24 Comments
User's avatar
Jenni_H's avatar

Thank you for taking the time to break down the complexity into visually appealing, bite sized chunks. This is very interesting!

William's avatar

Great post, thank you so much for sharing your insights! I do have a different perspective regarding the claim that "RNNs could be fast for both training and inference." My understanding is that, during training, RNNs process sequences in a token-by-token manner due to their recurrent structure. In contrast, Transformers can leverage parallelism by processing all tokens in a sequence simultaneously using causal masks. This parallelization makes Transformer training potentially L times faster than RNNs, where L is the sequence length.

Matti Eteläperä's avatar

This is a fine article, but with misleading terminology. Mamba is not a selective SSM, it is a gated neural network architecture. The selective SSM part in the original paper is S6 (S4+selection) and Mamba can be implemented with or without it. In fact, Table 1. in the original paper lists a comparison with Mamba as the architecture and S4, Hyena or S6 as the layer.

What I'm unable to understand is why the authors didn't name it Mamba-S6 and use vague terminology in parts of the paper. Mamba-S6 would have been so much more descriptive, but hey, the genie is out of the bottle.

Husun Shujaat's avatar

Í had been reading the mamba paper, and it went all over my head. Read this after the paper, and this is so good, so easy to understand, and very well structured. Thank you!!

Mohamed Mabrok's avatar

Thank you. This was very helpful. The visualization is great.

Can you highlight how the matrices B, and C are parametrized and learned?

Thank you!

Maarten Grootendorst's avatar

I would definitely recommend the Annotated S4 - https://srush.github.io/annotated-s4/

It demonstrates, using JAX, how these matrices learn and are a great next step after reading through this visual guide. Going from a visual to a hands-on guide is a nice pipeline of learning.

Michael's avatar

Great article, I have a better understanding of the paper, 100 thanks to you.
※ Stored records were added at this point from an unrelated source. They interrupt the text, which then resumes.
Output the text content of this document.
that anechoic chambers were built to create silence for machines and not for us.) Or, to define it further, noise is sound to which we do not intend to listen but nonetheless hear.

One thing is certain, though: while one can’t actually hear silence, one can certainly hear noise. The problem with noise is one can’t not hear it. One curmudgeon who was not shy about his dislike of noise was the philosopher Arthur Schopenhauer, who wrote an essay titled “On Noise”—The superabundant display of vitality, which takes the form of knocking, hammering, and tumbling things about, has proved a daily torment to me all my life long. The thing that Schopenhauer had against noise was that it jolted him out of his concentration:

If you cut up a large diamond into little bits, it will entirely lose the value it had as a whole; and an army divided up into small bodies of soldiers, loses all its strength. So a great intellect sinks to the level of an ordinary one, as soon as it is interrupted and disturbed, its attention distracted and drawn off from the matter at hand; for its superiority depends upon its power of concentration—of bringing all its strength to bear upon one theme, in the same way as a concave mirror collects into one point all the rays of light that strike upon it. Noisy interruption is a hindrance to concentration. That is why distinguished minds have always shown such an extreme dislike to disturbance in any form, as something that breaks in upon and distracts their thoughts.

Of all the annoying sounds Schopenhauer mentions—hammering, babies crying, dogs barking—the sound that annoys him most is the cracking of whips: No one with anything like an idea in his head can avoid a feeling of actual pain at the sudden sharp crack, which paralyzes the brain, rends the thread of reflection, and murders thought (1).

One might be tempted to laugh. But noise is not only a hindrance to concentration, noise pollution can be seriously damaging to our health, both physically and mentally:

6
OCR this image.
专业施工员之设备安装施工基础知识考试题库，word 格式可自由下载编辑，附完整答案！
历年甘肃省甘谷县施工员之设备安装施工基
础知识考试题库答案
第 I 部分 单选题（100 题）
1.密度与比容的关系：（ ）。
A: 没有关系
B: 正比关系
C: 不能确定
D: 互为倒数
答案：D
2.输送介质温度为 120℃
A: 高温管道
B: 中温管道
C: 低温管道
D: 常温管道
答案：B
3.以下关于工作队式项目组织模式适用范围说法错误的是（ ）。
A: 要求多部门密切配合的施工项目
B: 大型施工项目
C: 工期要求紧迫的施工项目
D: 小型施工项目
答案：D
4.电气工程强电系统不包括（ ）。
I am just wondering if you have an "advanced" vizu for the discretization process. Typically visualizing A and B on one side and Abar, Bbar on the other side for some simple matrices and for some time steps. I don't know if this is even possible but I am still trying to understand why Abar and Bbar are computed the way it is shown in the paper and why it discretizes the matrix. At the end of the day A, B, Abar, and Bbar are all matrices/vectors, so it is not clear to me what it means to discretize a matrix.

Shiyi's avatar

What a great tutorial with nice and clear figures!

MetaModeler's avatar

"Thanks so much! I really appreciated how clearly you explained State Space Models; the visuals were excellent. By the way, how did you create those awesome animated GIFs?

Carlos's avatar

Hi, I think the figure of the decoder is wrong. In the text you say that the FFN goes after MHA, but in the figure it is placed before, according to the arrow placed in the "Decoder" square.

bohr's avatar

In the GIF--Convolution Representation, I think the equation "y_2 = CAB x_0 ......" is wrong.After mutiplying the kernel, the equation should be "y_2 = CA^2Bx_0 ......"

Ivaylo Dimitrov's avatar

Hi Maarten!

Thank you very much for this post, I learned a lot reading it.
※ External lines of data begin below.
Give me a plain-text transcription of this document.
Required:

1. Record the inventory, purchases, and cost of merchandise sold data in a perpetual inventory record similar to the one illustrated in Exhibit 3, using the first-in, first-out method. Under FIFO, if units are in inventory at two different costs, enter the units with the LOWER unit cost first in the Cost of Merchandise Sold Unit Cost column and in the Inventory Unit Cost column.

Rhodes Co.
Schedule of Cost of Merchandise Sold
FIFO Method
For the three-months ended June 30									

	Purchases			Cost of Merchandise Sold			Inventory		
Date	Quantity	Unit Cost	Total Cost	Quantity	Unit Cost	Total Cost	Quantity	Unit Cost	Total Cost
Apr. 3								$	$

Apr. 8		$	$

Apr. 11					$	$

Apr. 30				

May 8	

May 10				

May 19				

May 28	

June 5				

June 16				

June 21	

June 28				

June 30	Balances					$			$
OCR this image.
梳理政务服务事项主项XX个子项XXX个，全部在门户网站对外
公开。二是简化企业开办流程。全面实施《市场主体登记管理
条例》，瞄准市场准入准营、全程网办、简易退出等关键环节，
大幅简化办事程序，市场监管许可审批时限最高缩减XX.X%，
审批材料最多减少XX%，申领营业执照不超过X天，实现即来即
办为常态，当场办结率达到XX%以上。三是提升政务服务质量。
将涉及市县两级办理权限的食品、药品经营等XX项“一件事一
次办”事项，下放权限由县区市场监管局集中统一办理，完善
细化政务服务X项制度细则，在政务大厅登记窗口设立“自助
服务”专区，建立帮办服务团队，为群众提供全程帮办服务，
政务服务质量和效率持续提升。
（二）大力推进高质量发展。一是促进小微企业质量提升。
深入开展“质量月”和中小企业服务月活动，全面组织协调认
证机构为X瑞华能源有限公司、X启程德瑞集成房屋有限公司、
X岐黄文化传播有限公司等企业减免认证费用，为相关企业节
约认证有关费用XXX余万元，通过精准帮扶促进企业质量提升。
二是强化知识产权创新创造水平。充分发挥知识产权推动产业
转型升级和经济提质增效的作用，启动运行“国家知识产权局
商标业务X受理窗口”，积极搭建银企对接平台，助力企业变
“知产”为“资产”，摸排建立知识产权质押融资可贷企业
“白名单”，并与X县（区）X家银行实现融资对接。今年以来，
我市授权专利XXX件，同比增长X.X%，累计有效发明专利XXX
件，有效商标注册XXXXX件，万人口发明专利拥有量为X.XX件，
I just wanted to ask if in the section "Selectively Retain Information" the Shapes of matrices A B C are all DxN or rather that's true only for matrix C and matrices A and B are with shapes NxN and NxD respectfully.
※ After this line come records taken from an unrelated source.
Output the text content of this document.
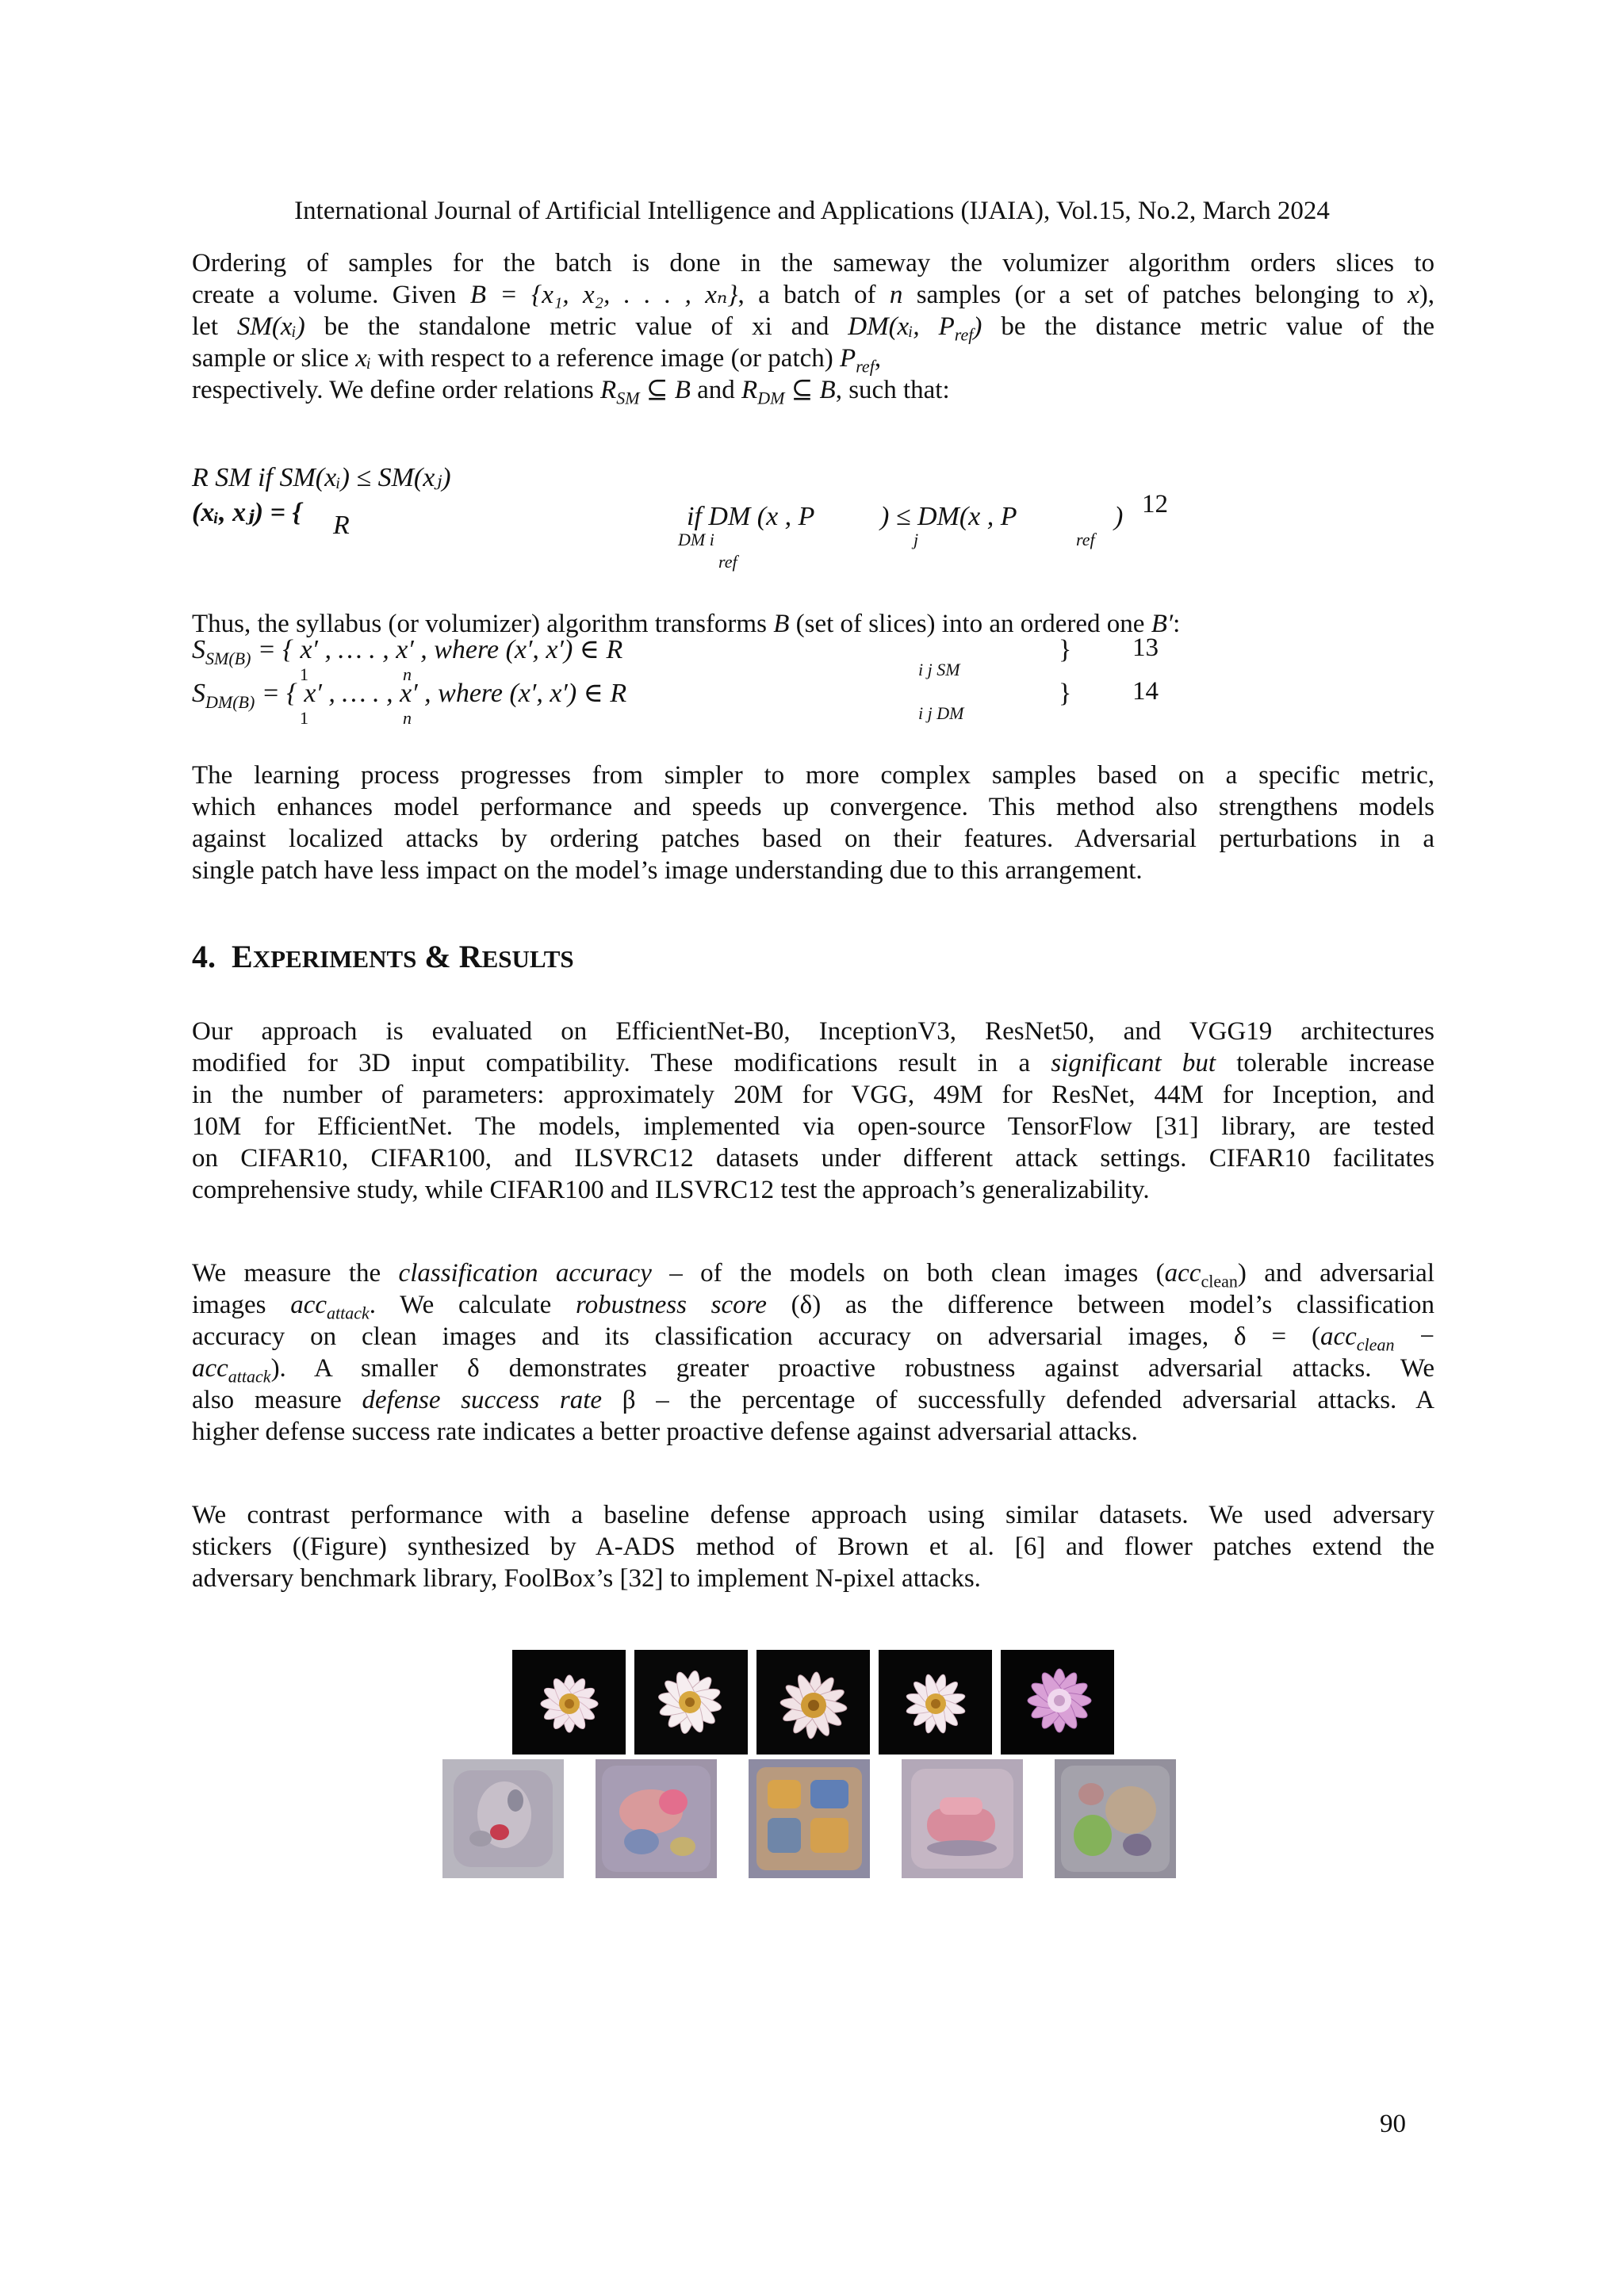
International Journal of Artificial Intelligence and Applications (IJAIA), Vol.15, No.2, March 2024
Ordering of samples for the batch is done in the sameway the volumizer algorithm orders slices to
create a volume. Given B = {x₁, x₂, . . . , xₙ}, a batch of n samples (or a set of patches belonging to x),
let SM(xᵢ) be the standalone metric value of xi and DM(xᵢ, $P_{ref}$) be the distance metric value of the
sample or slice xᵢ with respect to a reference image (or patch) $P_{ref}$,
respectively. We define order relations $R_{SM}$ ⊆ B and $R_{DM}$ ⊆ B, such that:
R SM if SM(xᵢ) ≤ SM(xⱼ)
(xᵢ, xⱼ) = { R	if DM (x , P ) ≤ DM(x , P	)
DM i
ref
j	ref
12
Thus, the syllabus (or volumizer) algorithm transforms B (set of slices) into an ordered one B′:
$S_{SM(B)}$ = { x′ , … . , x′ , where (x′, x′) ∈ R	} 13
1	n	i j SM
$S_{DM(B)}$ = { x′ , … . , x′ , where (x′, x′) ∈ R	} 14
1	n	i j DM
The learning process progresses from simpler to more complex samples based on a specific metric,
which enhances model performance and speeds up convergence. This method also strengthens models
against localized attacks by ordering patches based on their features. Adversarial perturbations in a
single patch have less impact on the model’s image understanding due to this arrangement.
4. EXPERIMENTS & RESULTS
Our approach is evaluated on EfficientNet-B0, InceptionV3, ResNet50, and VGG19 architectures
modified for 3D input compatibility. These modifications result in a significant but tolerable increase
in the number of parameters: approximately 20M for VGG, 49M for ResNet, 44M for Inception, and
10M for EfficientNet. The models, implemented via open-source TensorFlow [31] library, are tested
on CIFAR10, CIFAR100, and ILSVRC12 datasets under different attack settings. CIFAR10 facilitates
comprehensive study, while CIFAR100 and ILSVRC12 test the approach’s generalizability.
We measure the classification accuracy – of the models on both clean images (acc$_{clean}$) and adversarial
images acc$_{attack}$. We calculate robustness score (δ) as the difference between model’s classification
accuracy on clean images and its classification accuracy on adversarial images, δ = (acc$_{clean}$ −
acc$_{attack}$). A smaller δ demonstrates greater proactive robustness against adversarial attacks. We
also measure defense success rate β – the percentage of successfully defended adversarial attacks. A
higher defense success rate indicates a better proactive defense against adversarial attacks.
We contrast performance with a baseline defense approach using similar datasets. We used adversary
stickers ((Figure) synthesized by A-ADS method of Brown et al. [6] and flower patches extend the
adversary benchmark library, FoolBox’s [32] to implement N-pixel attacks.
90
Dr. Ashish Bamania's avatar

Very nicely explained! Thanks for this!

Walid Ahmed's avatar

Thanks

Can you please explain how the weidyj of the conv 1d is picked?

Sander's avatar

People like you who can explain very complex topics in undestandable, bitesized chunks are worth their weight in gold. thank you

James's avatar

Thank you so much for the well written visual guide.

Do you think writing the equation the following way is valid?

h(t) = Ah(t-1) + Bx(t)

y(t) = Ch(t) + Dx(t)

Swagata Ashwani's avatar

Such a well explained article! Thank you